In an executive summary released by the baffling Schill less than two weeks ago, the most damning charge against Fitzgerald dealt with that spurious legal concept of what he "should have known."

See how that stands up as a key point of offense or defense in a civil courtroom.

THE CONDUCT OF SCHILL SHOULD BE of urgent concern to Chairman Peter Barris AND Northwestern's Board of Trustees.

Since being brought in from the University of Oregon last year, the rookie president's performance has ranged from the benign to the currently calamitous.

He fired Fitzgerald three days after announcing a two-week suspension over the hazing allegations. His mid-weekend turnabout was purportedly influenced by instant student reporting in the school newspaper that lacked balance.

WHILE FITZGERALD GOT THE NU DEATH PENALTY, five years ago at Oregon, Schill had a much gentler handle on an OU Law School professor who hosted a Halloween party dressed in blackface.

Nancy Shurtz, who is white, later claimed she was merely making a statement about the lack of Black doctors produced out of Oregon.

Schill commissioned an investigation. According to credible media reports, 23 professors and other members of the law school staff demanded Shurtz's ouster, as did OU's Black Law Students Association.

Instead, in the end, Schill cited Shurtz's "learning intent" and "right to free speech."

Shurtz was placed on administrative leave during the investigation, but she remains on staff at the university.

THE BIGGEST HOLE IN ANY COUNTER OFFENSIVE by Fitzgerald remains the fact that he and lead attorney Dan Webb have yet to vociferously contextualize his role in any of the expanding charges against the NU athletic department.

Just as Schill's release of The Hickey Report is glaringly overdue, so too is a credible media stage featuring Fitzgerald and Webb.

His silence, in too many quarters, is being taken as proof of some sort of guilt.

Their priority is said to be negotiating a settlement of the close to $40 million still owed him on a contract renewal signed in 2021 and extending through the 2030 NU season.

That amount could be mere prelude if Team Fitzgerald gets its full act together and pursues defamation / diminishment of professional reputation assertions against Northwestern, select media and even any civil plaintiffs who would knowingly lodge false and malicious charges against him.

LAST WEEK, FITZGERALD AND WIFE STACY spent multiple hours cleaning out his office at Northwestern.

The chore was said to be somewhat painful and deeply personal. The couple attempted to remain upbeat throughout. One memento reportedly commemorated his arrival at NU in 1993.

That's when he was a freshman, merely a kitten from South suburban Orland Park on the depth chart. He was, in all probability, subject to whatever sort of plebe hazing dominated back in that era.

Now he's 48 years old and an icon in free fall. He's too young to quit altogether and too freshly tattered to imagine generating any new glory on par with what once appeared certain to be his legacy at Northwestern.

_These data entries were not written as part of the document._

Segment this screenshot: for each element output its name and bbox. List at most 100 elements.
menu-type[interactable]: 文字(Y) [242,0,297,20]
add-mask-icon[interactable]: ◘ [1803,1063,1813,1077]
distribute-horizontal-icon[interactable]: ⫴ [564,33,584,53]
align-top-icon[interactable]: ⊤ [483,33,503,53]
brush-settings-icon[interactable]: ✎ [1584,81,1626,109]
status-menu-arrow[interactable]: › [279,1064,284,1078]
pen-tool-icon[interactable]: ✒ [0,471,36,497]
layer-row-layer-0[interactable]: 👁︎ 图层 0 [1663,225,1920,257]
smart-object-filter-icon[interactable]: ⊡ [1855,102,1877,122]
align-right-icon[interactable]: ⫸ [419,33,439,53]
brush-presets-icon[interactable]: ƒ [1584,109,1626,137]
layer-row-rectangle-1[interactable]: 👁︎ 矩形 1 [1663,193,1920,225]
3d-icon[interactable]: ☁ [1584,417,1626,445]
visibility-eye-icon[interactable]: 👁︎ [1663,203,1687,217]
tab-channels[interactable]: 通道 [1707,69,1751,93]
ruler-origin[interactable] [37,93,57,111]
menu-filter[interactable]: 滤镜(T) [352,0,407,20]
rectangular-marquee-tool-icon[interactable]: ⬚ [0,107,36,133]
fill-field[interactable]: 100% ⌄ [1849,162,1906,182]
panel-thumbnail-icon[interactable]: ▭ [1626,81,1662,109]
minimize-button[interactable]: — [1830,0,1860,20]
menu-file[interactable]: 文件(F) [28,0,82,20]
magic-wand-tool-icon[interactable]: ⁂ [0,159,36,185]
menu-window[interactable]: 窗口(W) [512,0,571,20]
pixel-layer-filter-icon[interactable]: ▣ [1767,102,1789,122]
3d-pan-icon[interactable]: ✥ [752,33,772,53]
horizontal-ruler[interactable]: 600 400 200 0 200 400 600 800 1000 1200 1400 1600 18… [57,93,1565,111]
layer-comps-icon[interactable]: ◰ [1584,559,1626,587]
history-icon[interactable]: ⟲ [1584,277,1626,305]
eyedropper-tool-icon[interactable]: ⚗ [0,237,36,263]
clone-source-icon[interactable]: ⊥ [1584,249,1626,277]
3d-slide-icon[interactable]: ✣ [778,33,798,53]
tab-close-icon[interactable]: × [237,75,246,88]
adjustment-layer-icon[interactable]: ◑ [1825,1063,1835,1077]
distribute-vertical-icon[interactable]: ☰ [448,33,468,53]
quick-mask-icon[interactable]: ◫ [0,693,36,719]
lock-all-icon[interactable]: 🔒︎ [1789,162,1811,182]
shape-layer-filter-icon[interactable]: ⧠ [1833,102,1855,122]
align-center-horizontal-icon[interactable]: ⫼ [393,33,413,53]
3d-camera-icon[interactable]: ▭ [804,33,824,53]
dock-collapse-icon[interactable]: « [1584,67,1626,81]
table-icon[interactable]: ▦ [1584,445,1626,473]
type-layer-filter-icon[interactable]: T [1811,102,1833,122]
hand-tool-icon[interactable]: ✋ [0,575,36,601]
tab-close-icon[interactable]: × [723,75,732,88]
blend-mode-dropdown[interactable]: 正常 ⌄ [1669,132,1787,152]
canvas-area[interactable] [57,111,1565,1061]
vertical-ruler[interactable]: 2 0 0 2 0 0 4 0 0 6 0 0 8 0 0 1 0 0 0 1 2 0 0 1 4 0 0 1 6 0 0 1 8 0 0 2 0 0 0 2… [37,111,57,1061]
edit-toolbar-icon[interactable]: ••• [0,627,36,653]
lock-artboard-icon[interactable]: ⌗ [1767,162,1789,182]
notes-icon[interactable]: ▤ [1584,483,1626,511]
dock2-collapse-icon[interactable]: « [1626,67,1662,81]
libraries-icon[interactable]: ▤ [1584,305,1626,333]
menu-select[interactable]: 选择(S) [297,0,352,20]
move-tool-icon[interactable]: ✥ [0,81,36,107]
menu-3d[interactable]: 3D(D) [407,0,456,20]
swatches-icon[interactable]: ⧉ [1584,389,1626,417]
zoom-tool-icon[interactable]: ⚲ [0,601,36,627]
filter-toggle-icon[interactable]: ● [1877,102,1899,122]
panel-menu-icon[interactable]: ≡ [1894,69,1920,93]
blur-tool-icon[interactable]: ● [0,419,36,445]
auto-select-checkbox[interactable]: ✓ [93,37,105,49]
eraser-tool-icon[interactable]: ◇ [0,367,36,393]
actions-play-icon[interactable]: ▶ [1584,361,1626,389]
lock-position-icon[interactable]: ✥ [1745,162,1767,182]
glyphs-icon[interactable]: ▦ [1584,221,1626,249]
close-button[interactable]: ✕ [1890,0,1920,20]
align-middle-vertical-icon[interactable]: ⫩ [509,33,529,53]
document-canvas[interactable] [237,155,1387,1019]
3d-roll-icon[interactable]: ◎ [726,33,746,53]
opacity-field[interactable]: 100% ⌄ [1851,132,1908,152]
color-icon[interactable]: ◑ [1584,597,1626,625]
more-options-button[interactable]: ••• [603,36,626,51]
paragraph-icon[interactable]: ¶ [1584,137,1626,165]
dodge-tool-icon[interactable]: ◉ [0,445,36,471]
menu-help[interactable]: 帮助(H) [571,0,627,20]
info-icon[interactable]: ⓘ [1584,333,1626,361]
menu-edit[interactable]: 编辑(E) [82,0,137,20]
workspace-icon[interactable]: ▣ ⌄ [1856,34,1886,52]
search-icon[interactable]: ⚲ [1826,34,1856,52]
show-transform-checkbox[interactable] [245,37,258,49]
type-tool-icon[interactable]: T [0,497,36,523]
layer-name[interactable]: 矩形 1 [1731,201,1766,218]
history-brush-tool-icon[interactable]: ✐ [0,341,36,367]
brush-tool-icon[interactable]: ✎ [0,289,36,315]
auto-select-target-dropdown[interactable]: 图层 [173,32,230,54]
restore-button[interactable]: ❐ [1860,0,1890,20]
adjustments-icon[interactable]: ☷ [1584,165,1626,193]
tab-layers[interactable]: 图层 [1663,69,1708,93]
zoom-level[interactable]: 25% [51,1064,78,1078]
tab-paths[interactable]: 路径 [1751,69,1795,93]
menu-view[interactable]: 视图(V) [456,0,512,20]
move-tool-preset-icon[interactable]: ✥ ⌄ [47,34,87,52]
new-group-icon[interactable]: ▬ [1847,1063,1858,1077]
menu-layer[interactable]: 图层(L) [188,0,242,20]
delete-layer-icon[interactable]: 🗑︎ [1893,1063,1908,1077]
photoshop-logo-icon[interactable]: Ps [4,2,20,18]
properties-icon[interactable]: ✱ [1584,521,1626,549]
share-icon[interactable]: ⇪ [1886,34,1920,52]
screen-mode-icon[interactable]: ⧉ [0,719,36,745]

IF FITZGERALD'S POSITION IS RIGHTEOUS, he will take a deep breath and scream true facts from high atop the nearest available bell tower.

And when his counter legal maneuvering begins, even if it involves suing his beloved Northwestern, an enduring legal maxim will apply:

"Let justice be done though the heavens fall."

Especially to separate his honor from the storm surge on The Enchanted Lakefront.